Xi’s “dual circulation” strategy, introduced in 2020 and incorporated into the 14th Five-Year Plan, aimed to strengthen domestic production and consumption while reducing dependence on foreign demand. The 11th Five-Year Plan (2006–2010) included “green” objectives, but these focused on pollution reduction rather than economic transformation. While China profits from manufacturing and exporting “green” products, a complete transition away from coal and heavy industry would erode its manufacturing base and threaten overall economic stability.

Long-term modernization goals, such as achieving “moderate development” by 2035, have likewise been reiterated across successive five-year plans. The 15th Five-Year Plan restates previous and existing goals without providing a mechanism to achieve them.

Xi appears to believe that lifting U.S. tariffs and restoring the United States as a major export destination will bring manufacturing and foreign investment back to China, setting the stage for the 15th Five-Year Plan. However, investors remain cautious. Experience shows that if China breaks the agreement—a likely outcome—Trump would quickly reinstate tariffs, leaving factories unable to export to the United States or access key technologies.

Investor confidence has also eroded under China’s strict capital controls and Xi’s tightening grip on both domestic and foreign companies. Rising labor costs, a shrinking pool of young workers, and growing competition from Chinese brands have made China an increasingly difficult place for foreign businesses. Starbucks’s Nov. 3, 2025, decision to sell control of its China operations to Boyu Capital for $4 billion illustrates the trend; its market share fell from 34 percent in 2019 to 14 percent in 2024.

Western consumer brands such as Nike and Adidas have faced similar struggles as domestic companies such as Anta and Li-Ning gain dominance. Nike’s Greater China revenue dropped from $7.25 billion in 2023 to $6.59 billion in 2025, with quarterly sales plunging by more than 20 percent. This shift reflects the rise of “guochao,” the “national wave,” as younger consumers increasingly favor local brands, which undercut foreign brands on price.

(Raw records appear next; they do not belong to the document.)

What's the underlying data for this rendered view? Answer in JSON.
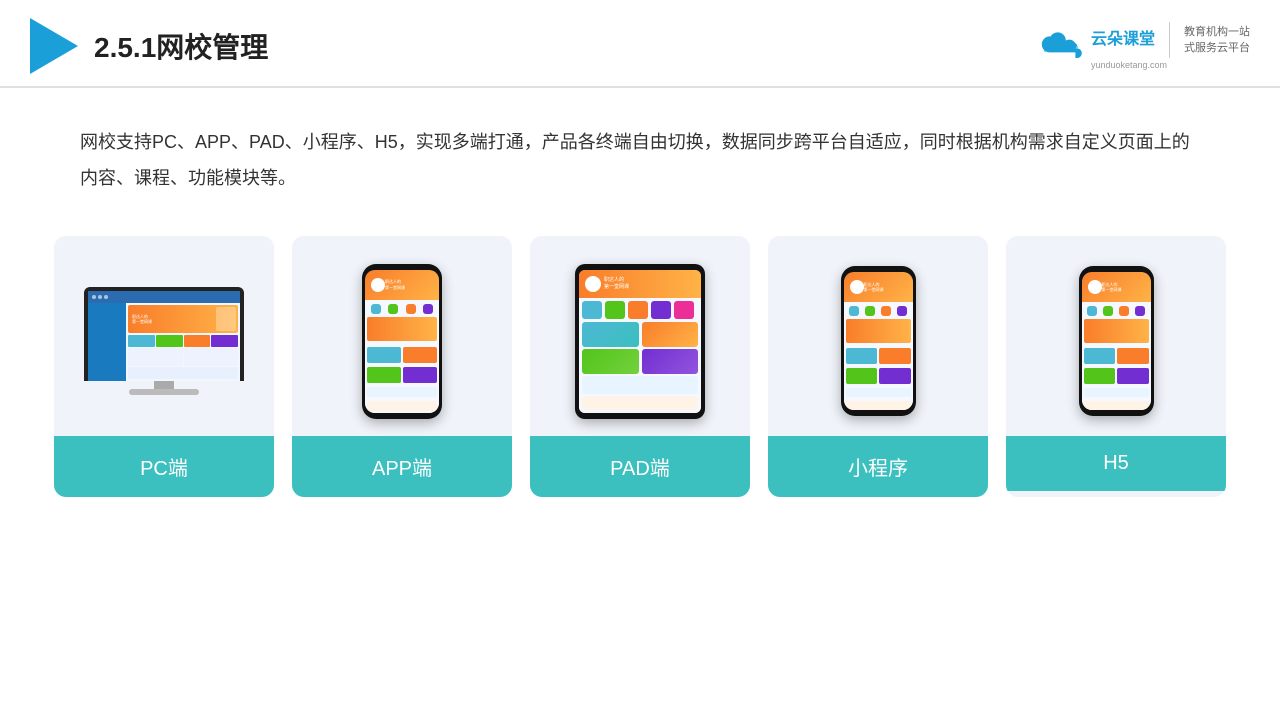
{
  "header": {
    "title": "2.5.1网校管理",
    "brand_cn": "云朵课堂",
    "brand_en": "yunduoketang.com",
    "brand_sub1": "教育机构一站",
    "brand_sub2": "式服务云平台"
  },
  "description": {
    "text": "网校支持PC、APP、PAD、小程序、H5，实现多端打通，产品各终端自由切换，数据同步跨平台自适应，同时根据机构需求自定义页面上的内容、课程、功能模块等。"
  },
  "cards": [
    {
      "id": "pc",
      "label": "PC端"
    },
    {
      "id": "app",
      "label": "APP端"
    },
    {
      "id": "pad",
      "label": "PAD端"
    },
    {
      "id": "miniprogram",
      "label": "小程序"
    },
    {
      "id": "h5",
      "label": "H5"
    }
  ]
}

Meanwhile, China’s broader economic troubles persist. The manufacturing sector is slowing, and external demand remains weak. The debt-laden property market has turned from an engine of growth into a ticking time bomb, with investors bracing for the next major default. National debt now stands at roughly 309 percent of gross domestic product, and many local governments are close to insolvency, unable to finance infrastructure or development projects crucial to the 15th Five-Year Plan. Deflation, weak consumer demand, and high youth unemployment continue to weigh on the economy.

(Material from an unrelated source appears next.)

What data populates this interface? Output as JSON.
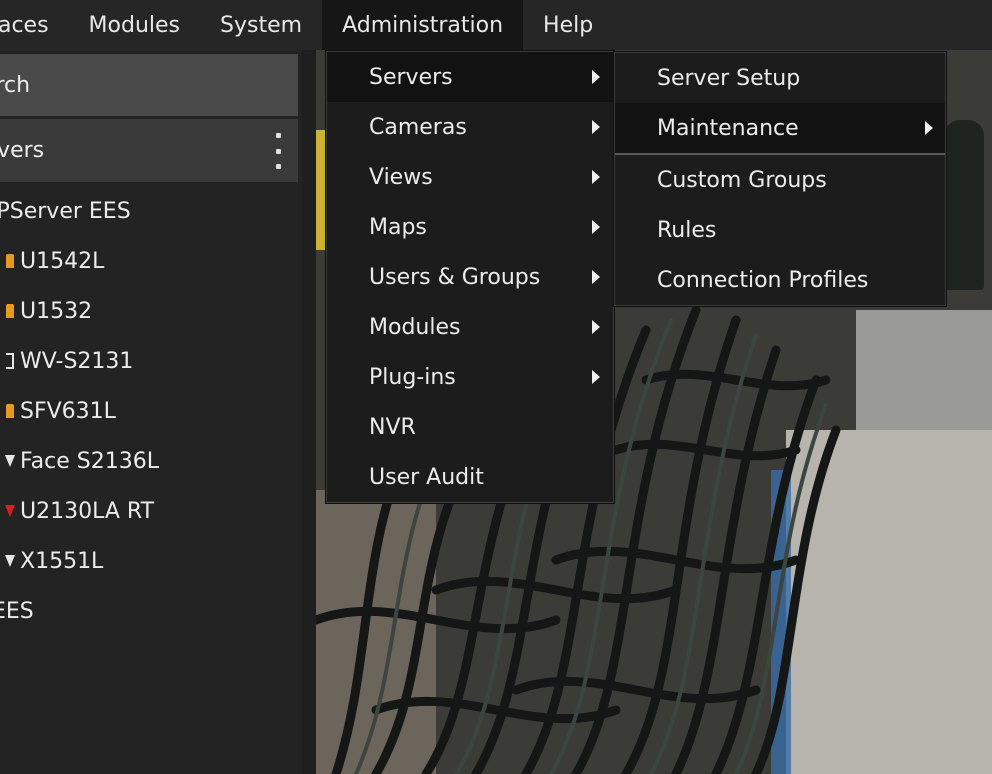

Beijing’s focus on manufacturing, artificial intelligence, and advanced technology—pillars of the new plan—risks worsening overcapacity in sectors already suffering from sluggish demand. In the end, the CCP’s two supposed engines of recovery—the 15th Five-Year Plan and the China–U.S. trade agreement—offer little substance. The plan remains a set of vague objectives without actionable policies, while the trade deal has yet to be formalized in writing.

Views expressed in this article are the opinions of the author and do not necessarily reflect the views of The Epoch Times.